From its hardcore origins as the driver of massive amounts of monetisation in Japan, the card-collection game (aka CCG or card-battler) has spread slowly westwards.
And along the way, it's changed.
So while games such as Rage of Bahamut attracted niche audiences, designers are now looking to create CCG-hybrids to widen their player base.
This attempt can be seen in games ranging from WWE Superstar and League of War to its purest western incarnation Hearthstone.
For Polish developer Tequila Games, this blossoming encourages its view that the western audience is now open for a mass-market skill-based CCG.
Core but less so
That said, it's been working on Earthcore: Shattered Elements for over 18 months now, marking out the project as being both ambitious and a passion.
"Yes, we think the market is bigger because of Hearthstone, says Tequila's CEO Lukasz Deszczulka.
He's also keen to explain why the game is different from Blizzard's behemoth.
"There's no winning deck in Earthcore," he says. "It's a skill-based game, with a new risk-reward strategy (see video), which turns players into designers.
"We have a crafting mechanic in which you can fuse any cards together that creates 500,000 possibilities and this enables players to plan their strategies in a transparent manner."
Going wider, deeper
Deszczulka also hopes the game's extensive story-driven PVE elements will attract a broader audience, albeit one that's more midcore than the players which have been attracted to, say, Kabam's Hunger Games: Panem Rising - a movie tie-in that's a reskinning of its 2013 Heroes of Camelot release.
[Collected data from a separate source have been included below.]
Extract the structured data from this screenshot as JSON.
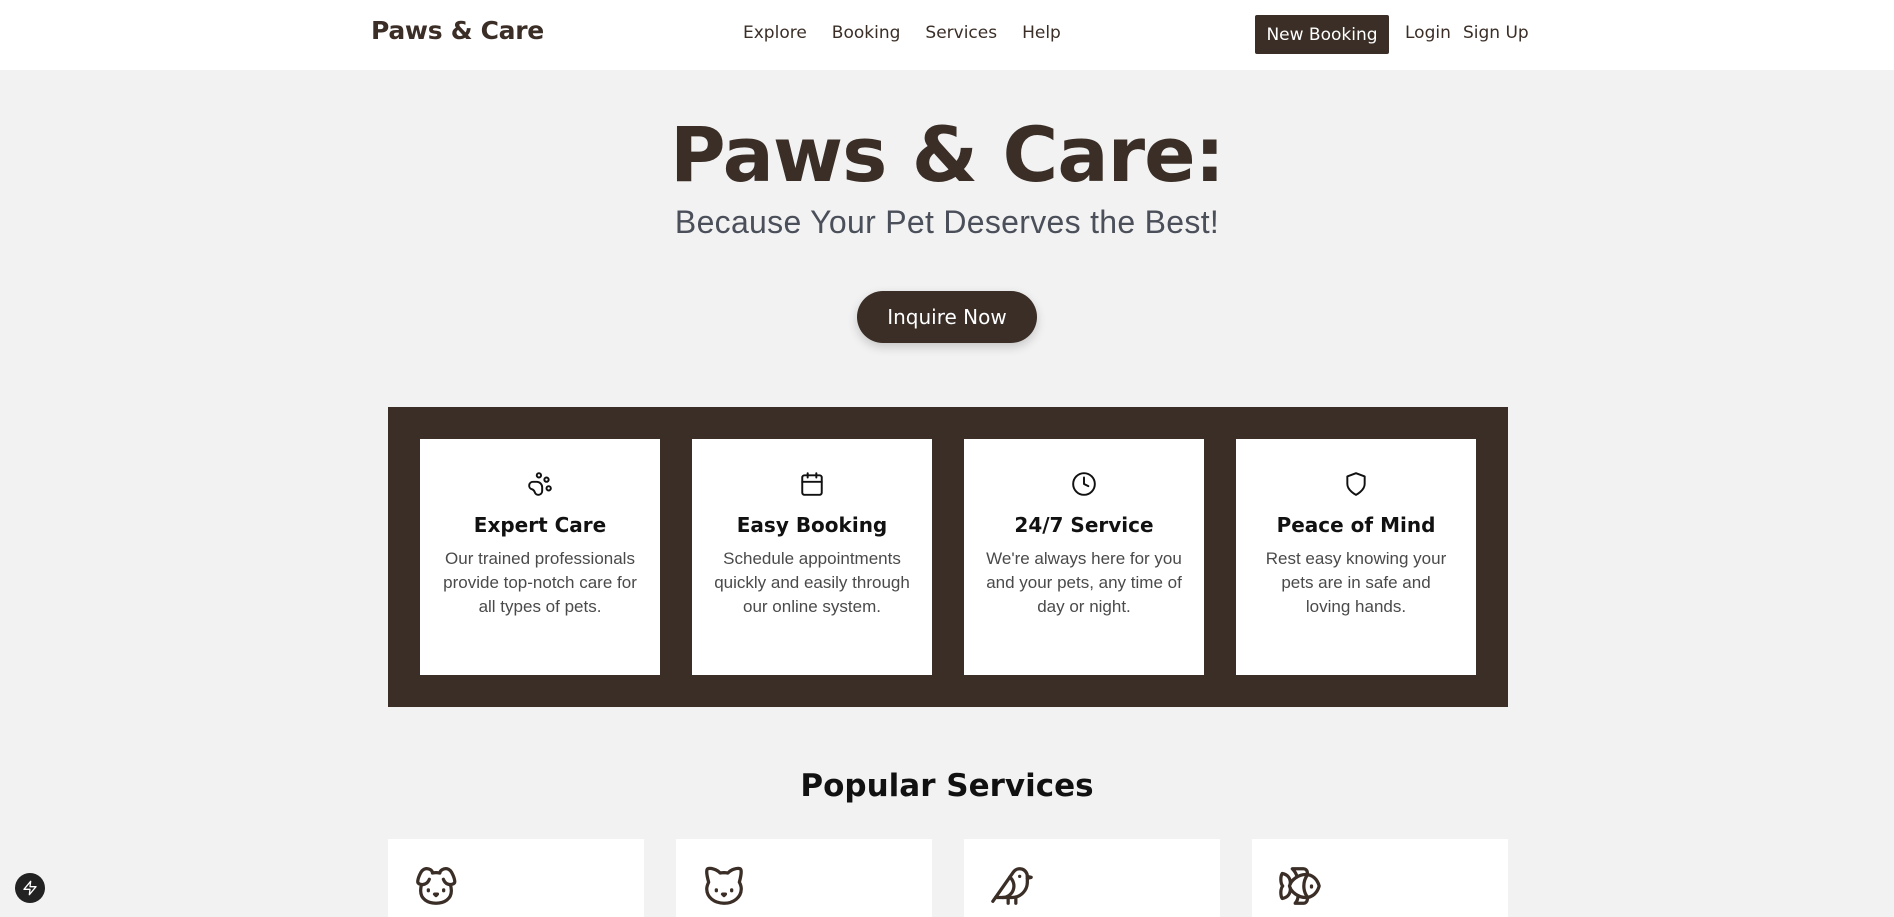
{
  "nav": {
    "brand": "Paws & Care",
    "links": [
      "Explore",
      "Booking",
      "Services",
      "Help"
    ],
    "new_booking": "New Booking",
    "login": "Login",
    "signup": "Sign Up"
  },
  "hero": {
    "title": "Paws & Care:",
    "subtitle": "Because Your Pet Deserves the Best!",
    "cta": "Inquire Now"
  },
  "features": [
    {
      "icon": "paw-icon",
      "title": "Expert Care",
      "desc": "Our trained professionals provide top-notch care for all types of pets."
    },
    {
      "icon": "calendar-icon",
      "title": "Easy Booking",
      "desc": "Schedule appointments quickly and easily through our online system."
    },
    {
      "icon": "clock-icon",
      "title": "24/7 Service",
      "desc": "We're always here for you and your pets, any time of day or night."
    },
    {
      "icon": "shield-icon",
      "title": "Peace of Mind",
      "desc": "Rest easy knowing your pets are in safe and loving hands."
    }
  ],
  "popular": {
    "title": "Popular Services",
    "icons": [
      "dog-icon",
      "cat-icon",
      "bird-icon",
      "fish-icon"
    ]
  },
  "colors": {
    "brand_dark": "#3a2e27",
    "background": "#f2f2f2",
    "card": "#ffffff"
  }
}
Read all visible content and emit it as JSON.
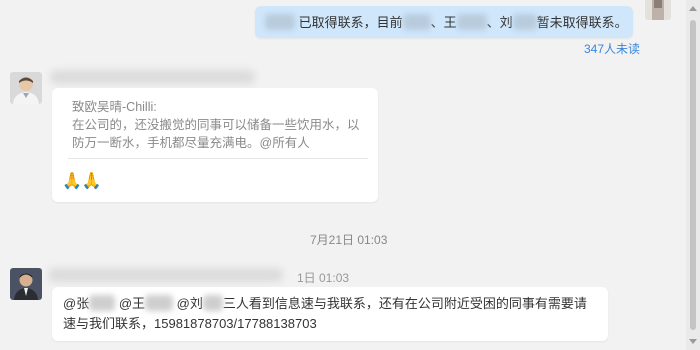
{
  "messages": {
    "self_message": {
      "part1": "已取得联系，目前",
      "part2": "、王",
      "part3": "、刘",
      "part4": "暂未取得联系。",
      "unread": "347人未读"
    },
    "quoted_message": {
      "quote_author": "致欧吴晴-Chilli:",
      "quote_text": "在公司的，还没搬觉的同事可以储备一些饮用水，以防万一断水，手机都尽量充满电。@所有人",
      "reply": "🙏🙏"
    },
    "separator_time": "7月21日 01:03",
    "second_time": "1日 01:03",
    "last_message": {
      "mention1": "@张",
      "mention2": "@王",
      "mention3": "@刘",
      "text": "三人看到信息速与我联系，还有在公司附近受困的同事有需要请速与我们联系，15981878703/17788138703"
    }
  }
}
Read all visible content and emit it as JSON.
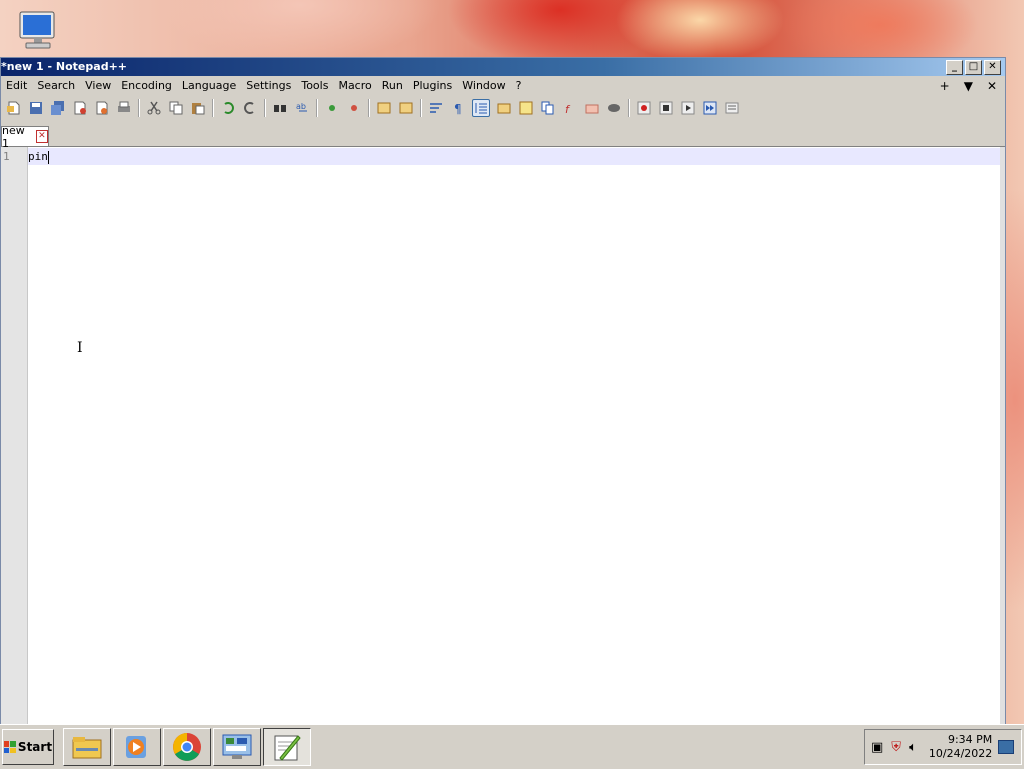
{
  "window": {
    "title": "*new 1 - Notepad++",
    "controls": {
      "minimize": "_",
      "maximize": "□",
      "close": "✕"
    }
  },
  "menubar": {
    "items": [
      "Edit",
      "Search",
      "View",
      "Encoding",
      "Language",
      "Settings",
      "Tools",
      "Macro",
      "Run",
      "Plugins",
      "Window",
      "?"
    ],
    "right": {
      "add": "+",
      "dropdown": "▼",
      "close": "✕"
    }
  },
  "tabs": [
    {
      "label": "new 1",
      "close": "✕"
    }
  ],
  "editor": {
    "line_numbers": [
      "1"
    ],
    "lines": [
      "pin"
    ]
  },
  "taskbar": {
    "start_label": "Start",
    "clock": {
      "time": "9:34 PM",
      "date": "10/24/2022"
    }
  },
  "colors": {
    "title_gradient_start": "#0a246a",
    "title_gradient_end": "#a6caf0",
    "current_line_highlight": "#e8e8ff",
    "chrome": "#d4d0c8"
  }
}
"Earthcore is a skill-based game. It's not about the random evolution of your cards or just tapping on the screen," Deszczulka says, somewhat dismissively when a comparison is made between the two.
Of course, for committed players, the real success of their deck - and the game itself in terms of longterm monetisation - will only be found in its PVP arenas.
This is something Tequila hopes to nurture with a chess-style ELO ranking system.
It's also been working with local boardgame designers to ensure the whole experience provides a rock-solid experience: something that has lead to the redesign of some mechanics and partly contributed to that 18 month development time.
Still, that process isn't over yet. The game is about to start its soft launch on iOS, with the hope that a wider launch will happen in early 2015.